- Billy Connors as Lizard Jr. as seen in The Amazing Spider-Man (vol. 5) #16 (April 2019). Art by Alberto Jiménez Alburquerque (penciller/inker) and Laura Martin, Brian Reber, and Carlos Lopez (colorists).

Publication information
- Publisher: Marvel Comics
- First appearance: The Amazing Spider-Man #6 (Nov. 1963)
- Created by: Stan Lee (writer) Steve Ditko (artist)

In-story information
- Alter ego: William Connors
- Species: Human mutate
- Notable aliases: Lizard Jr. Lizard Boy
- Abilities: As a lizard: Superhuman strength, speed, agility, stamina, durability, and reflexes; Regenerative healing factor; Hardened scale-like skin; Razor-sharp claws and teeth; Powerful tail;

= Billy Connors (character) =

William Connors is a fictional character appearing in American comic books published by Marvel Comics. He is usually depicted as a supporting character of Spider-Man, and the son of Dr. Curt Connors, also known as the Lizard. Much of his character's story deals with the trauma of his father's uncontrollable powers. Billy was later injected with Curt's Lizard Formula to cure him of a deadly virus, which mutated him into a lizard-like form.

==Publication history==
The character was created by Stan Lee and Steve Ditko and first appeared in The Amazing Spider-Man #6 (November 1963).

==Fictional character biography==
Billy was born in Florida to Curt and Martha Connors. The family move to New York City so that Curt can continue his research in limb regrowth. Curt's research leads him to transform himself into a reptilian creature called the Lizard, who attempts to kill Billy. Curt eventually chooses to leave his family, saddening Billy and Martha. Curt later returns and turns Billy into another lizard creature dubbed Lizard Jr., but the two are captured and returned to normal by Spider-Man.

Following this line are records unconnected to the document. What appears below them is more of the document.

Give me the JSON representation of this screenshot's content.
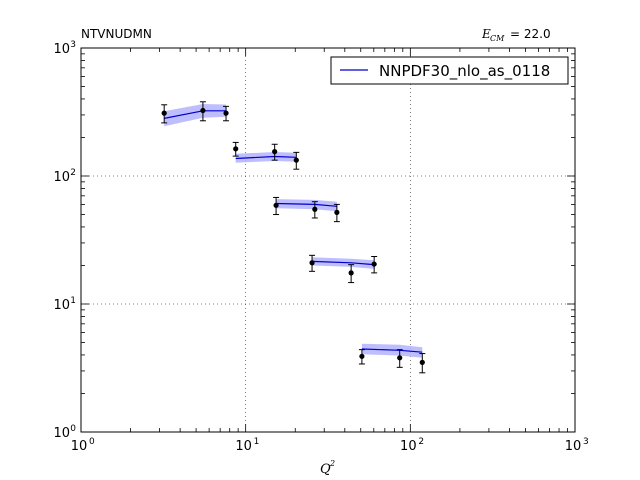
{
  "chart_data": {
    "type": "scatter",
    "title_left": "NTVNUDMN",
    "title_right_symbol": "E",
    "title_right_subscript": "CM",
    "title_right_value": "= 22.0",
    "xlabel_symbol": "Q",
    "xlabel_superscript": "2",
    "xscale": "log",
    "yscale": "log",
    "xlim": [
      1,
      1000
    ],
    "ylim": [
      1,
      1000
    ],
    "grid": true,
    "legend_placement": "top-right",
    "x_ticks": [
      {
        "value": 1,
        "base": "10",
        "exp": "0"
      },
      {
        "value": 10,
        "base": "10",
        "exp": "1"
      },
      {
        "value": 100,
        "base": "10",
        "exp": "2"
      },
      {
        "value": 1000,
        "base": "10",
        "exp": "3"
      }
    ],
    "y_ticks": [
      {
        "value": 1,
        "base": "10",
        "exp": "0"
      },
      {
        "value": 10,
        "base": "10",
        "exp": "1"
      },
      {
        "value": 100,
        "base": "10",
        "exp": "2"
      },
      {
        "value": 1000,
        "base": "10",
        "exp": "3"
      }
    ],
    "colors": {
      "theory_line": "#0000cc",
      "theory_band": "#b3b3ff",
      "data_points": "#000000"
    },
    "data": [
      {
        "x": 3.2,
        "y": 310,
        "err_lo": 50,
        "err_hi": 50
      },
      {
        "x": 5.5,
        "y": 325,
        "err_lo": 55,
        "err_hi": 55
      },
      {
        "x": 7.6,
        "y": 310,
        "err_lo": 40,
        "err_hi": 40
      },
      {
        "x": 8.7,
        "y": 163,
        "err_lo": 20,
        "err_hi": 20
      },
      {
        "x": 15.0,
        "y": 155,
        "err_lo": 22,
        "err_hi": 22
      },
      {
        "x": 20.3,
        "y": 133,
        "err_lo": 20,
        "err_hi": 20
      },
      {
        "x": 15.3,
        "y": 59,
        "err_lo": 9,
        "err_hi": 9
      },
      {
        "x": 26.3,
        "y": 55,
        "err_lo": 8,
        "err_hi": 8
      },
      {
        "x": 35.8,
        "y": 52,
        "err_lo": 8,
        "err_hi": 8
      },
      {
        "x": 25.3,
        "y": 21,
        "err_lo": 3,
        "err_hi": 3
      },
      {
        "x": 43.7,
        "y": 17.5,
        "err_lo": 2.8,
        "err_hi": 2.8
      },
      {
        "x": 60.3,
        "y": 20.5,
        "err_lo": 3,
        "err_hi": 3
      },
      {
        "x": 50.8,
        "y": 3.9,
        "err_lo": 0.5,
        "err_hi": 0.5
      },
      {
        "x": 86.2,
        "y": 3.8,
        "err_lo": 0.6,
        "err_hi": 0.6
      },
      {
        "x": 118.2,
        "y": 3.5,
        "err_lo": 0.6,
        "err_hi": 0.6
      }
    ],
    "series": [
      {
        "name": "NNPDF30_nlo_as_0118",
        "segments": [
          {
            "x": [
              3.2,
              5.5,
              7.6
            ],
            "y": [
              282,
              323,
              323
            ],
            "band_lo": [
              245,
              285,
              290
            ],
            "band_hi": [
              320,
              365,
              362
            ]
          },
          {
            "x": [
              8.7,
              15.0,
              20.3
            ],
            "y": [
              137,
              142,
              140
            ],
            "band_lo": [
              127,
              131,
              129
            ],
            "band_hi": [
              149,
              154,
              152
            ]
          },
          {
            "x": [
              15.3,
              26.3,
              35.8
            ],
            "y": [
              61,
              60,
              58
            ],
            "band_lo": [
              56,
              55,
              53
            ],
            "band_hi": [
              66,
              65,
              63
            ]
          },
          {
            "x": [
              25.3,
              43.7,
              60.3
            ],
            "y": [
              21.5,
              21.0,
              20.3
            ],
            "band_lo": [
              20.0,
              19.5,
              18.8
            ],
            "band_hi": [
              23.2,
              22.6,
              22.0
            ]
          },
          {
            "x": [
              50.8,
              86.2,
              118.2
            ],
            "y": [
              4.45,
              4.35,
              4.2
            ],
            "band_lo": [
              4.05,
              3.95,
              3.8
            ],
            "band_hi": [
              4.9,
              4.8,
              4.6
            ]
          }
        ]
      }
    ]
  }
}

Sometime later, Martha and Billy contract cancer after being exposed to carcinogenic chemicals. Martha dies, while Billy survives and is forced to live with his aunt. During the storyline The Gauntlet and Grim Hunt, Curt loses custody of Billy, who the Lizard kills in an attempt to suppress Curt's personality.

In the Dead No More: The Clone Conspiracy storyline, Ben Reilly resurrects Billy and Martha in clone bodies to motivate Curt to work for him. The two are later infected with the Carrion virus, which threatens to degrade their bodies. Curt injects them with his Lizard formula, transforming them into reptilian creatures like himself, to save their lives.

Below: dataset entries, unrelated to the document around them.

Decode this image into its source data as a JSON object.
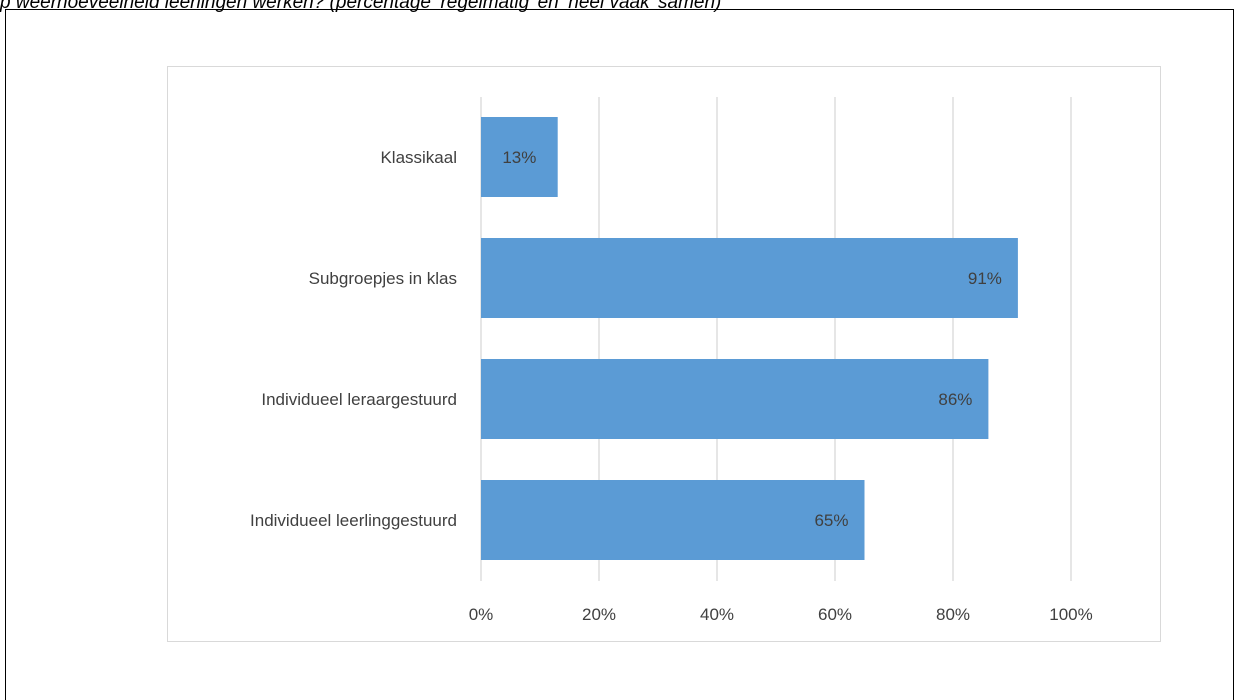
{
  "header": {
    "partial_caption": "p weerhoeveelheid leerlingen werken? (percentage ‘regelmatig’ en ‘heel vaak’ samen)"
  },
  "colors": {
    "bar": "#5b9bd5",
    "grid": "#d9d9d9",
    "text": "#404040"
  },
  "chart_data": {
    "type": "bar",
    "orientation": "horizontal",
    "categories": [
      "Klassikaal",
      "Subgroepjes in klas",
      "Individueel leraargestuurd",
      "Individueel leerlinggestuurd"
    ],
    "values": [
      13,
      91,
      86,
      65
    ],
    "data_labels": [
      "13%",
      "91%",
      "86%",
      "65%"
    ],
    "xlim": [
      0,
      100
    ],
    "x_ticks": [
      0,
      20,
      40,
      60,
      80,
      100
    ],
    "x_tick_labels": [
      "0%",
      "20%",
      "40%",
      "60%",
      "80%",
      "100%"
    ],
    "grid": true,
    "legend": "none",
    "title": "",
    "xlabel": "",
    "ylabel": ""
  }
}
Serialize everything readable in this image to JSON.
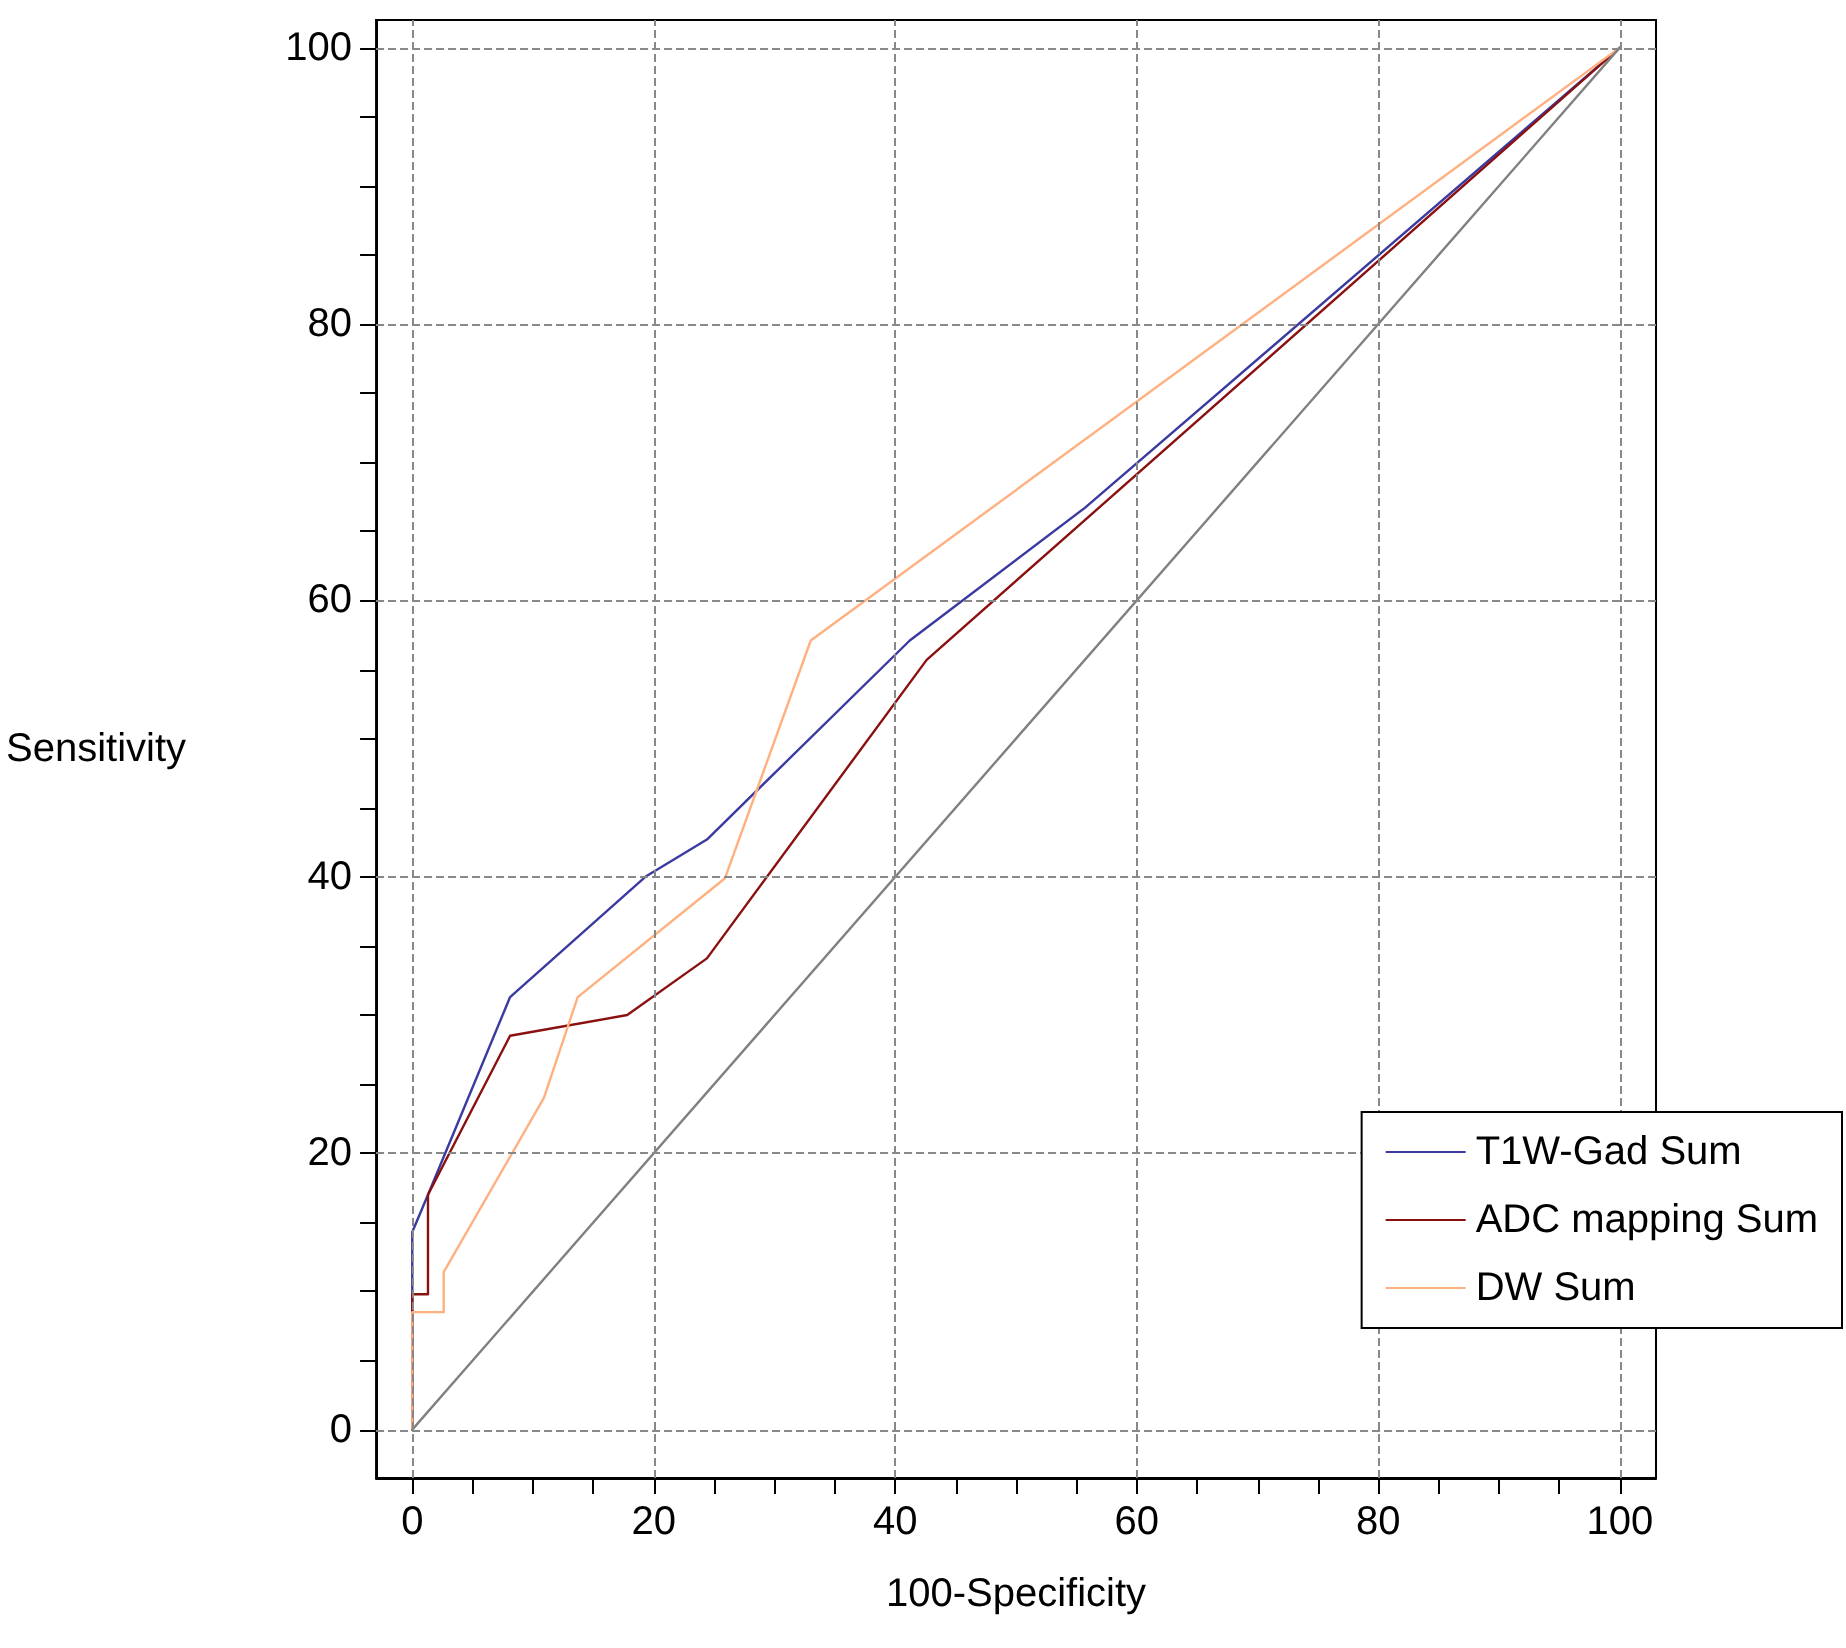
{
  "chart_data": {
    "type": "line",
    "xlabel": "100-Specificity",
    "ylabel": "Sensitivity",
    "xlim": [
      -3,
      103
    ],
    "ylim": [
      -3.5,
      102
    ],
    "xticks": [
      0,
      {
        "value": 5,
        "label": null
      },
      {
        "value": 10,
        "label": null
      },
      {
        "value": 15,
        "label": null
      },
      20,
      {
        "value": 25,
        "label": null
      },
      {
        "value": 30,
        "label": null
      },
      {
        "value": 35,
        "label": null
      },
      40,
      {
        "value": 45,
        "label": null
      },
      {
        "value": 50,
        "label": null
      },
      {
        "value": 55,
        "label": null
      },
      60,
      {
        "value": 65,
        "label": null
      },
      {
        "value": 70,
        "label": null
      },
      {
        "value": 75,
        "label": null
      },
      80,
      {
        "value": 85,
        "label": null
      },
      {
        "value": 90,
        "label": null
      },
      {
        "value": 95,
        "label": null
      },
      100
    ],
    "yticks": [
      0,
      {
        "value": 5,
        "label": null
      },
      {
        "value": 10,
        "label": null
      },
      {
        "value": 15,
        "label": null
      },
      20,
      {
        "value": 25,
        "label": null
      },
      {
        "value": 30,
        "label": null
      },
      {
        "value": 35,
        "label": null
      },
      40,
      {
        "value": 45,
        "label": null
      },
      {
        "value": 50,
        "label": null
      },
      {
        "value": 55,
        "label": null
      },
      60,
      {
        "value": 65,
        "label": null
      },
      {
        "value": 70,
        "label": null
      },
      {
        "value": 75,
        "label": null
      },
      80,
      {
        "value": 85,
        "label": null
      },
      {
        "value": 90,
        "label": null
      },
      {
        "value": 95,
        "label": null
      },
      100
    ],
    "grid": true,
    "legend": "bottom right",
    "marker": "none",
    "line_style": "solid",
    "series": [
      {
        "name": "T1W-Gad Sum",
        "color": "#3a3aa0",
        "x": [
          0,
          0,
          1.3,
          8.1,
          19.3,
          24.4,
          41.2,
          55.7,
          100
        ],
        "values": [
          0,
          14.3,
          17,
          31.3,
          40,
          42.7,
          57.1,
          66.7,
          100
        ]
      },
      {
        "name": "ADC mapping Sum",
        "color": "#8b1010",
        "x": [
          0,
          0,
          1.3,
          1.3,
          8.1,
          17.8,
          24.4,
          42.6,
          100
        ],
        "values": [
          0,
          9.8,
          9.8,
          17,
          28.5,
          30,
          34.1,
          55.7,
          100
        ]
      },
      {
        "name": "DW Sum",
        "color": "#ffb080",
        "x": [
          0,
          0,
          2.6,
          2.6,
          10.9,
          13.7,
          25.9,
          33,
          100
        ],
        "values": [
          0,
          8.5,
          8.5,
          11.4,
          24,
          31.3,
          39.9,
          57.1,
          100
        ]
      },
      {
        "color": "#808080",
        "x": [
          0,
          100
        ],
        "values": [
          0,
          100
        ]
      }
    ]
  }
}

While Billy and his family live peacefully in the sewers, getting occasional friendly visits from Peter Parker and Mary Jane Watson, he longs to return to the surface and attend a regular school. Despite this, his father angrily rebuffs his pleas and he, in turn, has started to rebel. An amnesiac Billy joins Squid Kid's Sinister Six as Lizard Boy.

==In other media==
===Television===
- A character based on Billy Connors named Billy Conner appears in Spider-Man (1967), voiced by Billie Mae Richards.
- Billy Connors appears in Spider-Man: The Animated Series, voiced by Toby Scott Ganger.
- Billy Connors appears in The Spectacular Spider-Man, voiced by Max Burkholder.

===Film===
Billy Connors appears in a deleted scene that was cut from The Amazing Spider-Man, portrayed by Miles Elliot.